Naming In The News
Naming Real Estate Projects Poses Special Problems for Developers
RISMEDIA, Dec. 20 (KRT) With so many "estates," "plazas" and "courts," naming real estate projects may seem like a game of copycat.
That's why selecting the right name is tricky in an area with rapid growth, according to developers and marketing professionals. Busy developers, while blessed with an eager market, admit to being challenged by the task of inventing names for subdivisions, shopping centers, streets and model homes. "It's one of our constant sources of frustration, actually," said Karl Gosswiller, marketing and advertising director for Granville Homes Inc. in Fresno.
"If you've been doing this long enough you're like, 'Gosh, more names.'" Real estate names can come from geographical features, family members, European trips, golf courses and even spices.
While Universal Park was named after Harold Zinkin Sr.'s Universal Gym Machine and Woodward Park, Granville Homes once named streets "Christine" and "Erin" after two women who happened to be standing at the company's front counter at the time.
To stay ahead of such last-minute decisions, Gosswiller keeps three or four computer documents filled with name ideas, because for every name that gets chosen, nine are rejected.
Take "Yountville," for instance. While the Napa Valley town is known as the home of the area's first grapevine, "that name certainly didn't make the cut, as nice a town it is." Gosswiller said.
Robert Wood of Generation Homes also recognizes the challenge for effectiveness and originality in naming projects. When Generation Homes first entered the Reedley market with a housing project, Wood turned to a school contest to help name River Ridge Estates.
Students at Navelencia Middle School and Alta Elementary also named streets after fruit trees in the area as well as Presidents Washington, Lincoln and Jefferson.
"One, 1/8the contest3/8 had the benefit of outreach, but two — to be honest — coming up with names is very challenging," Wood said. "Virtually everything you can think of has been used."
An original name can accomplish many tasks in one short phrase.
"Branding a shopping center is almost like branding a company. The name speaks to what it is you're trying to convey," said Patrick Orosco, vice president of Orosco & Associates, which handles leasing for Visalia's Packwood Creek Shopping Center.
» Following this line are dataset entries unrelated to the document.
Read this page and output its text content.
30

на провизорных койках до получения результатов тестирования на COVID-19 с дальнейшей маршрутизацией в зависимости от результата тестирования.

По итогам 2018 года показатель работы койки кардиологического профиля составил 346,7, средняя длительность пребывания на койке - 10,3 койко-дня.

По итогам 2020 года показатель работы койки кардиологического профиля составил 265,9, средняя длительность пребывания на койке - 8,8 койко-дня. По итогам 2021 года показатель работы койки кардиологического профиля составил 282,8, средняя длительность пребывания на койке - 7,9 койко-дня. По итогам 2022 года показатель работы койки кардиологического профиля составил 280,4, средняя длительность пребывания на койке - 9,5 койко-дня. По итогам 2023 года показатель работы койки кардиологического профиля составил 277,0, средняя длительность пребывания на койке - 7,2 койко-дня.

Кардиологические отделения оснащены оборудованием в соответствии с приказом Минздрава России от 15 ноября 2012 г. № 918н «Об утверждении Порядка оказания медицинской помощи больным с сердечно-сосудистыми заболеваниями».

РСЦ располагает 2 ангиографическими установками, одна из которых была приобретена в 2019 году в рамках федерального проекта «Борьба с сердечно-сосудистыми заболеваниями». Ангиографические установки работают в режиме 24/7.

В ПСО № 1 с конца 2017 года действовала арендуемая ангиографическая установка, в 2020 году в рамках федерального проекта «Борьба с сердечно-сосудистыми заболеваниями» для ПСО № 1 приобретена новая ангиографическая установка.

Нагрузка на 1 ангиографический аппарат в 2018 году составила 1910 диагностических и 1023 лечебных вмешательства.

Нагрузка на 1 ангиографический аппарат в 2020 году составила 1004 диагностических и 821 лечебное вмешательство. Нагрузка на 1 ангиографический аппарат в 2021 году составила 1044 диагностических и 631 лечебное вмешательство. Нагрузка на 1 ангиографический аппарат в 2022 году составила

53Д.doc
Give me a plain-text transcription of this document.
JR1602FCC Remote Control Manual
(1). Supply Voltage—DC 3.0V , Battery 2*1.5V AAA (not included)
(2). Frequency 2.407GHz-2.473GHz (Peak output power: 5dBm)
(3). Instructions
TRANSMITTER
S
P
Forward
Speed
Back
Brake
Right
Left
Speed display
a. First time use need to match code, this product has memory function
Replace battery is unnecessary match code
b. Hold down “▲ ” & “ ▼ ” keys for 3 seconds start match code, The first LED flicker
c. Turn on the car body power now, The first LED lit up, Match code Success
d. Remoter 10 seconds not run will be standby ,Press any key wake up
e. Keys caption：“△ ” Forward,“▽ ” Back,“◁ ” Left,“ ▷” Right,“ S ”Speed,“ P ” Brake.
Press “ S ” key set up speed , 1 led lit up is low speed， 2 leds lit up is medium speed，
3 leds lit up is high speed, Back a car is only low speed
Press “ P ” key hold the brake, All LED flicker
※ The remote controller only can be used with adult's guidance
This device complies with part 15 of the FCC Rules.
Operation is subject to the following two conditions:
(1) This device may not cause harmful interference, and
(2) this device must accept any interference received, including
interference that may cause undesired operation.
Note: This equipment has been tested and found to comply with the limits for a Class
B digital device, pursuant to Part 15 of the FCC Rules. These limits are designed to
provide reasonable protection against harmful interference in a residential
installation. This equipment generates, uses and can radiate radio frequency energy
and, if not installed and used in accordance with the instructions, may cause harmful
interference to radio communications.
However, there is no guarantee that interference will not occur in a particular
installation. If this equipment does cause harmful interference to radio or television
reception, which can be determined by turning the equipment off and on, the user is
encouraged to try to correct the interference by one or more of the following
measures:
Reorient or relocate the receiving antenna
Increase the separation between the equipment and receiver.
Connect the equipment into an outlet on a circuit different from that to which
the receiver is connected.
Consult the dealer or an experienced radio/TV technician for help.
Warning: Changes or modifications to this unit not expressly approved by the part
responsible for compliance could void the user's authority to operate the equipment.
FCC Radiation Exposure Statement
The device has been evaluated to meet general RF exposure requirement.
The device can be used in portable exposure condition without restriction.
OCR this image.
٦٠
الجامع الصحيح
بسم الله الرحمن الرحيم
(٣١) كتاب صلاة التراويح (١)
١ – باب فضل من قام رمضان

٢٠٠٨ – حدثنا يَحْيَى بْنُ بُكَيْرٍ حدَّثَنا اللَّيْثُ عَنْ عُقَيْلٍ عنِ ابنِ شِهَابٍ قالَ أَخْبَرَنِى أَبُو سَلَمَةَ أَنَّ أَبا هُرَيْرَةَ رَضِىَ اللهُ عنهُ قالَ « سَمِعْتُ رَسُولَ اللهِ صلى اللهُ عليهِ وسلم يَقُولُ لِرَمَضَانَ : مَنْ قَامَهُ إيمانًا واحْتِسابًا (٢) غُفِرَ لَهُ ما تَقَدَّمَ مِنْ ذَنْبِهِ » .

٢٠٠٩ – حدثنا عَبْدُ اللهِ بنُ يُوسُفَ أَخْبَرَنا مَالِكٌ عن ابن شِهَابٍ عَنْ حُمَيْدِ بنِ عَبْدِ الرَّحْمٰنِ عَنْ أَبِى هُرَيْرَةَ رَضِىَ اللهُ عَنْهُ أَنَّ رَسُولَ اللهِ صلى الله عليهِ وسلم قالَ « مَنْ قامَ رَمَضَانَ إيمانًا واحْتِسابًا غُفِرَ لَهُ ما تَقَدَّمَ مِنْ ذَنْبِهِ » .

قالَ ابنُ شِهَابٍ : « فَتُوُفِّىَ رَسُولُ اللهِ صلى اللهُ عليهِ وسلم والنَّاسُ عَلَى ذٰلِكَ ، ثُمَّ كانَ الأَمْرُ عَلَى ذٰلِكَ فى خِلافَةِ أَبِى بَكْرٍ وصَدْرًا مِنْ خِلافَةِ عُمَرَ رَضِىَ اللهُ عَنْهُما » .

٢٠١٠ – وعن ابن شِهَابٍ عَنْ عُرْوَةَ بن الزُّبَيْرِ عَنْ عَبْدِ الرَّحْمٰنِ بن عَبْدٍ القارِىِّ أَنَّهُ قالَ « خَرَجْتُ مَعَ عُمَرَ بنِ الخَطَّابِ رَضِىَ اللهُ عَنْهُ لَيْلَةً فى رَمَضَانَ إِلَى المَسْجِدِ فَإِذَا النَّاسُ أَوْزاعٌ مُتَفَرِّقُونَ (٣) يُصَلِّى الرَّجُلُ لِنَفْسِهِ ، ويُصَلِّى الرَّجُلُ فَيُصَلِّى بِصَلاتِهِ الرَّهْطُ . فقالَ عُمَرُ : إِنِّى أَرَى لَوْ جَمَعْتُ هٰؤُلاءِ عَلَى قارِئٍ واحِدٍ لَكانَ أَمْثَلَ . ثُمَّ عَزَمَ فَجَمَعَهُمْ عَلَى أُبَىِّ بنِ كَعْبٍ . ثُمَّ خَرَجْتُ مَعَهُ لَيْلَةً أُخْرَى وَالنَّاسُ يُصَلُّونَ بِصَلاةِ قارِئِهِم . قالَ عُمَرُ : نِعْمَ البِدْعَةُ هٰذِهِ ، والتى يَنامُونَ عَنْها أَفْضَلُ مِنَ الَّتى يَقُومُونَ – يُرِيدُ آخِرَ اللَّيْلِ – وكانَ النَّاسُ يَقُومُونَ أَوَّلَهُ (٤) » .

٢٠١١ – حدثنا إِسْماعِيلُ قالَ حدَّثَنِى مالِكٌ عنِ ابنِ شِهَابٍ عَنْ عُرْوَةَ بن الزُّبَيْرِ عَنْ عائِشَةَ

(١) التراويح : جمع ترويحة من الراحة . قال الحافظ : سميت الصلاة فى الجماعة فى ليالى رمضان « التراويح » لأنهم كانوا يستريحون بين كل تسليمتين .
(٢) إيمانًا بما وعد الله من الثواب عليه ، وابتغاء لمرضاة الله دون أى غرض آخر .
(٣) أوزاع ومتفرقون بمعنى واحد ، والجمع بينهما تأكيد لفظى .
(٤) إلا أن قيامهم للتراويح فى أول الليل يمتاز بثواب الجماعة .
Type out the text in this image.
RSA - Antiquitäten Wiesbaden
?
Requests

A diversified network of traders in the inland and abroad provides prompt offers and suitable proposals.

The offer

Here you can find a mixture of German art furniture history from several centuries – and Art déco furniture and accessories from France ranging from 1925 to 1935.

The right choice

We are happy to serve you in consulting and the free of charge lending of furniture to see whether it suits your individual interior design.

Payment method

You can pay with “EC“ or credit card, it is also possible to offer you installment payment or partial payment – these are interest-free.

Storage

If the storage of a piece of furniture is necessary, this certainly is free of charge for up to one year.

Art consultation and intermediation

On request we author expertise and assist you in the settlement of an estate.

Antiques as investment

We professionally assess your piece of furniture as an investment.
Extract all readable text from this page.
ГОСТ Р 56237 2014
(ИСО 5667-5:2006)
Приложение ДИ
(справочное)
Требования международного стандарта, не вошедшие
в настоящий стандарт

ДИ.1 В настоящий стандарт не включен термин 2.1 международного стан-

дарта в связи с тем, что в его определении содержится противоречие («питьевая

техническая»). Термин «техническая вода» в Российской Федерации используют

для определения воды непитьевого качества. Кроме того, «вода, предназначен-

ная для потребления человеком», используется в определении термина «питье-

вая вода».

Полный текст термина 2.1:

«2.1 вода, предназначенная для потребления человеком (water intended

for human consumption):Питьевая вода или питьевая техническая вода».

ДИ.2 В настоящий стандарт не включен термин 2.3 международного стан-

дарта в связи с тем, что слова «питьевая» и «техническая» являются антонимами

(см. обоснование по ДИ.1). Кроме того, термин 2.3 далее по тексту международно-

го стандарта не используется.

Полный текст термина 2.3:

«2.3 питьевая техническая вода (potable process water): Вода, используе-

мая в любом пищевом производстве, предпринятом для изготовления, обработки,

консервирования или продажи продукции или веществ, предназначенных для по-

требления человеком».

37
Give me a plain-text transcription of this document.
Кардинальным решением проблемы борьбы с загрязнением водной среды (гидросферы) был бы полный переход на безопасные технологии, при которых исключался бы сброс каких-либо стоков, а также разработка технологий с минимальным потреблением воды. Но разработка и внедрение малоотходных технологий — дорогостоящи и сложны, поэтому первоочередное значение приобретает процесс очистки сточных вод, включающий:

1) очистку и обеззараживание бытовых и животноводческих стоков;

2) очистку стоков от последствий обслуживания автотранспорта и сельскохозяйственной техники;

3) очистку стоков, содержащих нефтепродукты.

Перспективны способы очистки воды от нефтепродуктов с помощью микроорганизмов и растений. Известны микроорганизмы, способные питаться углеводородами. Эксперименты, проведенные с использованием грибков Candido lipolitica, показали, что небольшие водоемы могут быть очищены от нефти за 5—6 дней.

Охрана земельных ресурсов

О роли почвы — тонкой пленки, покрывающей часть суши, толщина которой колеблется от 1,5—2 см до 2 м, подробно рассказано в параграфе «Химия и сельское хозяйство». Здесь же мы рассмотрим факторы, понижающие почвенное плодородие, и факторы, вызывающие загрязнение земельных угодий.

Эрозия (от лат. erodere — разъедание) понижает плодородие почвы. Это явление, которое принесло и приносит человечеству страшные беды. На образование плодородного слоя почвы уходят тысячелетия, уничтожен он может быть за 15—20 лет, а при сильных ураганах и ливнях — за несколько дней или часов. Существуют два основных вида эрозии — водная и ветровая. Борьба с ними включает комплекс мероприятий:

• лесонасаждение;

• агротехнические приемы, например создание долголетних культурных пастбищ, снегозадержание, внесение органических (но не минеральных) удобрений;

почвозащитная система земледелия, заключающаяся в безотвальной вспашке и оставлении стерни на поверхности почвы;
That name was an easy pick because of its location south of its namesake, but "often we have difficulty picking names of any significance or relationship," he said.
While many customers may not remember the name of their model home or a shopping center, names still serve an important role in marketing and sales.
Wood is developing a 96-unit apartment complex called The Orchard because it was a common name that could appeal to a wide demographic market and a mixture of families. The company also is planting a variety of trees to hint at the site's agrarian past.
"With an apartment, it's even more critical because people will identify the name," Wood said. "You would never hear 'I live in a Generation Homes apartment.'"
Keeping to a theme, or playing off a nearby theme, is a standard procedure for real estate projects. While names play a smaller role when developers find themselves with customer waiting lists, a consistent concept with elements such as architectural features or street layouts can have an important effect, said Gary Janzen of Janzen Idea Corp., a marketing company in Fresno.
"Subdivisions are so prolific now in today's market that it's really to the advantage of the developer/builder to do everything possible to distinguish a point of difference," Janzen said.
Marketing professionals agree, however, that one of the biggest mistakes is in misleading customers with the real estate names.
"You can't be an 'estate' and be in a first-time buyer's home," said Bruce Batti, executive vice president of Jeffrey/Scott Advertising. "You have to live up to the expectation you set."
If the name connotes a water feature or a lake, "you can't have a puddle over in the corner," he said. "Those are the kinds of things that always get you in trouble."